HuggingFaceTGIChatGenerator
HuggingFaceTGIChatGenerator
enables chat completion using Hugging Face Hub-hosted chat-based LLMs.
Name | HuggingFaceTGIChatGenerator |
Folder path | /generators/chat/ |
Most common position in a pipeline | After the DynamicChatPromptBuilder |
Mandatory input variables | “messages”: A list of ChatMessage objects representing the chat |
Output variables | “replies”: A list of alternative replies of the LLM to the input chat |
Deprecation Warning
This component is deprecated and will be removed in Haystack 2.3.0.
We suggest using
HuggingFaceAPIChatGenerator
instead.
Overview
This component is designed to seamlessly utilize chat-based models deployed on the Text Generation Inference (TGI) backend.
This component’s main input is a List of ChatMessage
objects. ChatMessage
is a data class that contains a message, a role (who generated the message, such as user
, assistant
, system
, function
), and optional metadata. See the usage section for an example.
Using Hugging Face Inference API
The component uses a HF_API_TOKEN
environment variable by default. Otherwise, you can pass a Hugging Face API token at initialization with token
– see code examples below.
You can use this component for chat LLMs hosted on Hugging Face Inference endpoints, the rate-limited Inference API tier:
from haystack.components.generators.chat import HuggingFaceTGIChatGenerator
from haystack.dataclasses import ChatMessage
messages = [ChatMessage.from_system("\nYou are a helpful, respectful and honest assistant"),
ChatMessage.from_user("What's Natural Language Processing?")]
client = HuggingFaceTGIChatGenerator(model="meta-llama/Llama-2-70b-chat-hf", token=Secret.from_token("<your-api-key>"))
client.warm_up()
response = client.run(messages, generation_kwargs={"max_new_tokens": 120})
print(response)
For chat LLMs hosted on paid Inference endpoints or your own custom TGI endpoint, you'll need to provide the URL link of the endpoint as well as a valid token:
from haystack.components.generators.chat import HuggingFaceTGIChatGenerator
from haystack.dataclasses import ChatMessage
messages = [ChatMessage.from_system("\nYou are a helpful, respectful and honest assistant"),
ChatMessage.from_user("What's Natural Language Processing?")]

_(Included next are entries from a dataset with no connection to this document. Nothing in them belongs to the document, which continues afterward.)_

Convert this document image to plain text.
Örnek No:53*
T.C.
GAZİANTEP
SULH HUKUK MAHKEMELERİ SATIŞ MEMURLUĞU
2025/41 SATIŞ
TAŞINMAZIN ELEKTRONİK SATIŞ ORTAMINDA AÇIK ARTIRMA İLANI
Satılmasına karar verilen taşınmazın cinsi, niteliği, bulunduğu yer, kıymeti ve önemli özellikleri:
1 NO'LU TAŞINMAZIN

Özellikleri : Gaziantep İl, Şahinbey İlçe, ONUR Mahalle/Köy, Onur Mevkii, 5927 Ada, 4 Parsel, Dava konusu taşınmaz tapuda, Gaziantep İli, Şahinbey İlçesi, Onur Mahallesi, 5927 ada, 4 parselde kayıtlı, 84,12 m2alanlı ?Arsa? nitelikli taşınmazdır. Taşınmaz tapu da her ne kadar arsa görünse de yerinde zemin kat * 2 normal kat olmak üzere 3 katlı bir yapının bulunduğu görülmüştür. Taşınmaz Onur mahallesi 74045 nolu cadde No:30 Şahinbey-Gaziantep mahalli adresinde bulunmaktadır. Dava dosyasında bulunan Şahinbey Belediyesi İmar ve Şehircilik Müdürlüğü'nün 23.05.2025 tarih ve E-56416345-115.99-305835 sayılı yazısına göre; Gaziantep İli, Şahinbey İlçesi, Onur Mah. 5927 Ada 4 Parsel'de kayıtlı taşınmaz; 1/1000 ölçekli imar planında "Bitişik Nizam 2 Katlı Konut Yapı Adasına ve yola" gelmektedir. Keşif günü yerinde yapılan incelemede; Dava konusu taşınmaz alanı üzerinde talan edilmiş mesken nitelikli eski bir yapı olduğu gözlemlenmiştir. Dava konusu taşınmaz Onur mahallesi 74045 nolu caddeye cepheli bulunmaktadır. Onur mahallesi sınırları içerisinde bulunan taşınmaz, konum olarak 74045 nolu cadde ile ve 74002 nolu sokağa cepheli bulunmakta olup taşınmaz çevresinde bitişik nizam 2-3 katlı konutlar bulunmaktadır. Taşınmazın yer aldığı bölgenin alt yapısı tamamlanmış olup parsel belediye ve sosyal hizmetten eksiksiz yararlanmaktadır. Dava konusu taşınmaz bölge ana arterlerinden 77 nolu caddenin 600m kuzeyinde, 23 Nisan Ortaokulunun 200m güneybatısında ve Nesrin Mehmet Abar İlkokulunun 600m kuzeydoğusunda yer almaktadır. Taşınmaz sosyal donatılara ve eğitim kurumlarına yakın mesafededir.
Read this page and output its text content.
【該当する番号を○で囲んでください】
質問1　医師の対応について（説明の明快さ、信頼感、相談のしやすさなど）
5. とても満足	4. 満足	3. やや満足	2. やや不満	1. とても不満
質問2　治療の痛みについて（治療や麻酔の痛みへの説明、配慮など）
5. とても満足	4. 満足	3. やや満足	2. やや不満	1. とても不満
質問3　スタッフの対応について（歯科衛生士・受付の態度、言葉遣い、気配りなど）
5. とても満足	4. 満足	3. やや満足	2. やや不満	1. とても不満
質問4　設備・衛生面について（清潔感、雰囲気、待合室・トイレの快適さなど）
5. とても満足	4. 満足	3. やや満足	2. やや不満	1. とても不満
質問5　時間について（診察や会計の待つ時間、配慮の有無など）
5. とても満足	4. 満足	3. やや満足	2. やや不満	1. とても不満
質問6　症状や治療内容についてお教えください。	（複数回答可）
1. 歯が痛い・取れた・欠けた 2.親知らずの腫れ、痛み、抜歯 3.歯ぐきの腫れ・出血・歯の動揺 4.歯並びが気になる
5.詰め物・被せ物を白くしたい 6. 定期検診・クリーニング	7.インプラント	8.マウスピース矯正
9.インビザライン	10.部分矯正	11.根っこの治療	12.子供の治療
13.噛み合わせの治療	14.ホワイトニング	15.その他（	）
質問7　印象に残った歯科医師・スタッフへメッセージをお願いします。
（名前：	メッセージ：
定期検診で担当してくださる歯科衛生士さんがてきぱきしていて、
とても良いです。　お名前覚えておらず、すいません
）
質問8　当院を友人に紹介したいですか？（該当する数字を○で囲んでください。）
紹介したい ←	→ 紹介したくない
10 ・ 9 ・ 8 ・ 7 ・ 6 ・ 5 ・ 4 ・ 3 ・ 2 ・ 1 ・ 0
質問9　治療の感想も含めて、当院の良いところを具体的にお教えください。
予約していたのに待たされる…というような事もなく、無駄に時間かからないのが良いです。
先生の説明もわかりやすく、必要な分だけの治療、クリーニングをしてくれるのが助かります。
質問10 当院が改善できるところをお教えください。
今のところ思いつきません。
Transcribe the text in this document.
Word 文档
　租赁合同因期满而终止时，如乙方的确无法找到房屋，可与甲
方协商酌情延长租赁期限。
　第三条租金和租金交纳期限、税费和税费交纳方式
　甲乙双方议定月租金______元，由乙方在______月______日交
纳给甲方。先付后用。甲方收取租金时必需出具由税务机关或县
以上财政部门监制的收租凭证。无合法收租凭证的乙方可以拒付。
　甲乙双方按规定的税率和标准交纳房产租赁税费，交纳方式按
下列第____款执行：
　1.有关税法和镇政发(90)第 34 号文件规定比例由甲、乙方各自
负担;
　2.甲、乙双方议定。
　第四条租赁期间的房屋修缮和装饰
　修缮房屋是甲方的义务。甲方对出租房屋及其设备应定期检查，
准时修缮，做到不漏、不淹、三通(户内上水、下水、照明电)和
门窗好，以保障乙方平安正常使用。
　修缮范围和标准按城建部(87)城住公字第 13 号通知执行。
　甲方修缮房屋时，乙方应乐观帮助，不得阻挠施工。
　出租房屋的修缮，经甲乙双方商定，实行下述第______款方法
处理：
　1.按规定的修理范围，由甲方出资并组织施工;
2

client = HuggingFaceTGIChatGenerator(model="meta-llama/Llama-2-70b-chat-hf", url="<your-tgi-endpoint-url>", token=Secret.from_token("<your-api-key>"))
client.warm_up()
response = client.run(messages, generation_kwargs={"max_new_tokens": 120})
print(response)
Key Features
- Hugging Face Inference Endpoints. Supports usage of TGI chat LLMs deployed on Hugging Face Inference endpoints.
- Inference API Support. Supports usage of TGI chat LLMs hosted on the rate-limited Inference API tier. Discover available chat models using the following command:
wget -qO- https://api-inference.huggingface.co/framework/text-generation-inference | grep chat
and simply use the model ID as the model parameter for this component. You'll also need to provide a valid Hugging Face API token as the token parameter. - Custom TGI Endpoints. Supports usage of TGI chat LLMs deployed on custom TGI endpoints. Anyone can deploy their own TGI endpoint using the TGI framework.
For more information on TGI, visit https://github.com/huggingface/text-generation-inference.
Learn more about the Inference API at https://huggingface.co/inference-api.
This component is designed for chat completion, so it expects a list of messages, not a single string. If you want to use these LLMs for text generation (such as translation or summarization tasks) or don’t want to use the
ChatMessage
object, useHuggingFaceTGIGenerator
instead.
Usage
On its own
from haystack.components.generators.chat import HuggingFaceTGIChatGenerator
from haystack.dataclasses import ChatMessage
messages = [ChatMessage.from_system("\nYou are a helpful, respectful and honest assistant"),
ChatMessage.from_user("What's Natural Language Processing?")]
client = HuggingFaceTGIChatGenerator(model="meta-llama/Llama-2-70b-chat-hf", token=Secret.from_token("<your-api-key>"))
client.warm_up()
response = client.run(messages, generation_kwargs={"max_new_tokens": 120})
print(response)
In a Pipeline
from haystack.components.builders import DynamicChatPromptBuilder
from haystack.components.generators.chat import HuggingFaceTGIChatGenerator
from haystack.dataclasses import ChatMessage
from haystack import Pipeline
# no parameter init, we don't use any runtime template variables
prompt_builder = DynamicChatPromptBuilder()
llm = HuggingFaceTGIChatGenerator(model="meta-llama/Llama-2-70b-chat-hf", token=Secret.from_token("<your-api-key>"))
pipe = Pipeline()
pipe.add_component("prompt_builder", prompt_builder)
pipe.add_component("llm", llm)
pipe.connect("prompt_builder.prompt", "llm.messages")
location = "Berlin"
messages = [ChatMessage.from_system("Always respond in German even if some input data is in other languages."),
ChatMessage.from_user("Tell me about {{location}}")]
pipe.run(data={"prompt_builder": {"template_variables":{"location": location}, "prompt_source": messages}})
>> {'llm': {'replies': [ChatMessage(content='Berlin ist die Hauptstadt Deutschlands und die größte Stadt des Landes.
>> Es ist eine lebhafte Metropole, die für ihre Geschichte, Kultur und einzigartigen Sehenswürdigkeiten bekannt ist.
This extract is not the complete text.